Personal information
- Born: July 24, 1982 (age 43) Winter Park, Florida, U.S.
- Height: 5 ft 8 in (1.73 m)
- Weight: 170 lb (77 kg; 12 st)
- Sporting nationality: United States
- Residence: Lenexa, Kansas, U.S.

Career
- College: Kansas State University
- Turned professional: 2004
- Former tours: PGA Tour Web.com Tour Gateway Tour
- Professional wins: 2

Best results in major championships
- Masters Tournament: DNP
- PGA Championship: DNP
- U.S. Open: T15: 2012
- The Open Championship: DNP

= Aaron Watkins (golfer) =

American professional golfer

Aaron Watkins (born July 24, 1982) is an American professional golfer who has played on the PGA Tour and the Nationwide Tour.

== Early life and amateur career ==
Watkins was born in Winter Park, Florida. He played college golf at Kansas State University,

== Professional career ==
In 2004, Watkins turned professional. Watkins spent two years playing on the Gateway Tour where he recorded one win, in 2006. He has since played on the Nationwide Tour in 2007 and 2010–12. His best finish was a playoff loss to Steve Pate at the 2010 Pacific Rubiales Bogota Open.

In 2009, Watkins played on the PGA Tour having come through all three rounds of qualifying school. His best finish was tie for 7th at the Zurich Classic of New Orleans, but made only six cuts and lost his card at the end of the year.

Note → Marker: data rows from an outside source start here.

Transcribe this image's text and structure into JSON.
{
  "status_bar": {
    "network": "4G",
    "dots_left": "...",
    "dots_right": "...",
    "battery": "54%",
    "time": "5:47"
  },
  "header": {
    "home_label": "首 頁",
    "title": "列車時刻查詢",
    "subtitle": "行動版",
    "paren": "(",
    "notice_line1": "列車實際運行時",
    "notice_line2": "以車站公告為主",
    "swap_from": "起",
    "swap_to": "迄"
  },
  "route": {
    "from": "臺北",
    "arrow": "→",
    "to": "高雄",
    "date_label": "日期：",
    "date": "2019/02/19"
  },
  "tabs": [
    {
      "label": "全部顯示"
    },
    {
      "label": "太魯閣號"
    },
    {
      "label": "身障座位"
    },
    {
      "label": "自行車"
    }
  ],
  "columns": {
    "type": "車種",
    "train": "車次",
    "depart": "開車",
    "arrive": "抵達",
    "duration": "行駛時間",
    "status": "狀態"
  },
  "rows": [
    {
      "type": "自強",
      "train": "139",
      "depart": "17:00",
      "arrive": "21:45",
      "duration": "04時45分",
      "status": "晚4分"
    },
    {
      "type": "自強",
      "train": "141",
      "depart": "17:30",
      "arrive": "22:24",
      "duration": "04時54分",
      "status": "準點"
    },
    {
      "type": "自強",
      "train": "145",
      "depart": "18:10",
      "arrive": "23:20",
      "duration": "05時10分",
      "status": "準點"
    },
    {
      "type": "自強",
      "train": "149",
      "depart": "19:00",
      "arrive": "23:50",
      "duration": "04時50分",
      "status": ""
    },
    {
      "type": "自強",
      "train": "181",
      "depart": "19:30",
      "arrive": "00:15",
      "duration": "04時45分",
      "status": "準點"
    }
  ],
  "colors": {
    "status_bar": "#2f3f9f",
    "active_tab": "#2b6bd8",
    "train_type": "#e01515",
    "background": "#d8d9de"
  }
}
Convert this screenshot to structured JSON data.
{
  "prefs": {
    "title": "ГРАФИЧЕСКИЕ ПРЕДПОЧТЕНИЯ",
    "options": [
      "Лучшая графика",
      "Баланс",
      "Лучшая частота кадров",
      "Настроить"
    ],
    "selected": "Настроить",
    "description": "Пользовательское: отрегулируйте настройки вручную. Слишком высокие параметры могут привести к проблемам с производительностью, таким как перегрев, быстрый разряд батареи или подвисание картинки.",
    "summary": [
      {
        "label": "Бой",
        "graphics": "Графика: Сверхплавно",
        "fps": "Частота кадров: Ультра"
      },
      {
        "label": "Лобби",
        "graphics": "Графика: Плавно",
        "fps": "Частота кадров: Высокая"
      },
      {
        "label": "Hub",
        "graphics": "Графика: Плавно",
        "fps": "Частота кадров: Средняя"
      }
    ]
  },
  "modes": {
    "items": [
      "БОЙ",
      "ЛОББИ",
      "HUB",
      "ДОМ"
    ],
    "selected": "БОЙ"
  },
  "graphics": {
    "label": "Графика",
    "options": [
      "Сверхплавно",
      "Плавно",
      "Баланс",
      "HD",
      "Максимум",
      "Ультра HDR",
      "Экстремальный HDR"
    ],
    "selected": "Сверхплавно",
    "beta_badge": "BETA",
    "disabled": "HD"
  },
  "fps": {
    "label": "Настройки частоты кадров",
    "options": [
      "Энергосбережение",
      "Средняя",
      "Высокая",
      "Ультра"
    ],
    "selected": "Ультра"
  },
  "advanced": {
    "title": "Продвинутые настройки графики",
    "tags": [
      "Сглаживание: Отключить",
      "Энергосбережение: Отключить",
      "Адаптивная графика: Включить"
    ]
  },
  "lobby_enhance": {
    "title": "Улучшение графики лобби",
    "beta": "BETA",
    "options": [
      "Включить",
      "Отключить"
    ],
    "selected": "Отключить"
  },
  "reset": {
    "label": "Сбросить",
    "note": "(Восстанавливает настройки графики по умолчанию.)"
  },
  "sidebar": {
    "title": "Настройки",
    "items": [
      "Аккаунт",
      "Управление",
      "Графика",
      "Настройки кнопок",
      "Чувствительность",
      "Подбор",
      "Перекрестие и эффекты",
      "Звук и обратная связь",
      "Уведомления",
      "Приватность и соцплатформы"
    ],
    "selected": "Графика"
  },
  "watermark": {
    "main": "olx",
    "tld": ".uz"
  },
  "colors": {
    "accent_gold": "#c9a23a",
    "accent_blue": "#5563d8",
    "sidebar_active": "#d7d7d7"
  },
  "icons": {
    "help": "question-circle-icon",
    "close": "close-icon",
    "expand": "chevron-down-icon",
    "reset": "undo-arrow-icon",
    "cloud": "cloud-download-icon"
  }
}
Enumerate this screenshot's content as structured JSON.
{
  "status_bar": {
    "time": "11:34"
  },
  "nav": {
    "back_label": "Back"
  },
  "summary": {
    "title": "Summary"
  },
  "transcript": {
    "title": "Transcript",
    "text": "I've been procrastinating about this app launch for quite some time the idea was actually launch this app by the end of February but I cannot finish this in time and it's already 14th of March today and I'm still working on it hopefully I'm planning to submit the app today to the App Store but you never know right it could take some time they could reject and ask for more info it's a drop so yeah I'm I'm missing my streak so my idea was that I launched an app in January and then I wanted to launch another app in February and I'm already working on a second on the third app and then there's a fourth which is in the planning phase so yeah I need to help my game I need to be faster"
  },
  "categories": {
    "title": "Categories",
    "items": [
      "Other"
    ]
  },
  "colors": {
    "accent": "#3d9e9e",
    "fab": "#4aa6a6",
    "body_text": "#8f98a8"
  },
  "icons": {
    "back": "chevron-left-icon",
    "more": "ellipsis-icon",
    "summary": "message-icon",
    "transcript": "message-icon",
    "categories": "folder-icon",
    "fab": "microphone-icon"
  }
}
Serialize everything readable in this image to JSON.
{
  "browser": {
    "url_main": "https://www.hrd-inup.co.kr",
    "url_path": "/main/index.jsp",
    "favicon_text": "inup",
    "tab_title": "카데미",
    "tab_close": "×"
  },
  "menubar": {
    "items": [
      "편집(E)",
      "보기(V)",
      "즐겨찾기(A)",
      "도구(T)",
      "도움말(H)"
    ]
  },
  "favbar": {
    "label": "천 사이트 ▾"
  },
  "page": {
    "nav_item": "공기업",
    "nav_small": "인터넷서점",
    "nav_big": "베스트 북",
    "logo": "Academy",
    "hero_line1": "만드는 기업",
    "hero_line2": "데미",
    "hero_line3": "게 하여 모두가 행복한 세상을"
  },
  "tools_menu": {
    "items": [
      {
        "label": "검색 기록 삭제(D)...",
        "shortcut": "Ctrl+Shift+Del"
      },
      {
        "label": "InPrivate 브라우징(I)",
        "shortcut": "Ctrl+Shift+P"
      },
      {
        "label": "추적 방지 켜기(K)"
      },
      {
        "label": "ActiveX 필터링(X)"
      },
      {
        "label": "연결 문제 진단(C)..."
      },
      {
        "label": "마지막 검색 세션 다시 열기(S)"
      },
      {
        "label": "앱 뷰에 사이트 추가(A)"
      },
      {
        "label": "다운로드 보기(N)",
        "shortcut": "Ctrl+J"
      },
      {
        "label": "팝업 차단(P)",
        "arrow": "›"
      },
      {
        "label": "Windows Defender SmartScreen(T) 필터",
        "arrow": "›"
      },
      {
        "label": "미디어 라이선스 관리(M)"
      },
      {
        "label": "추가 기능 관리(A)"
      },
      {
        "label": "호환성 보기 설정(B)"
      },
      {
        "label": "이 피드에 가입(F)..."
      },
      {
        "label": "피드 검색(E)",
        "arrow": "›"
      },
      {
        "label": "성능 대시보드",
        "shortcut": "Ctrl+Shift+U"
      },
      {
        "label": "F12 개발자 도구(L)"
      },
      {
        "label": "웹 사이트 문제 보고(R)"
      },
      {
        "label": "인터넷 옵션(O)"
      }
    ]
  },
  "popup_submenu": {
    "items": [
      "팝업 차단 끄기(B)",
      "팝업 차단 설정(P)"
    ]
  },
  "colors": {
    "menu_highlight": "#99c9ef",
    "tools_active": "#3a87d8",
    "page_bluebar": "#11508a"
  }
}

Watkins qualified for the 2012 U. S. Open and finished in a tie for 15th.

== Personal life ==
In 2011, Watkins' wife, Jessica, gave birth to a daughter, Ady.

==Professional wins (2)==
===Gateway Tour wins (1)===

| No. | Date | Tournament | Winning score | Margin of victory | Runners-up |
|---|---|---|---|---|---|
| 1 | Jul 7, 2006 | Desert Summer 5 | −13 (67-66-69-72=274) | 6 strokes | MEX Óscar Fraustro, USA Mikkel Reese |

===Other wins (1)===
- 2004 Southern Arizona Open

==Playoff record==
Nationwide Tour playoff record (0–1)

| No. | Year | Tournament | Opponent | Result |
|---|---|---|---|---|
| 1 | 2010 | Pacific Rubiales Bogotá Open | USA Steve Pate | Lost to par on second extra hole |

==Results in major championships==

| Tournament | 2012 |
|---|---|
| U.S. Open | T15 |

"T" = tied

Note: Watkins only played in the U.S. Open.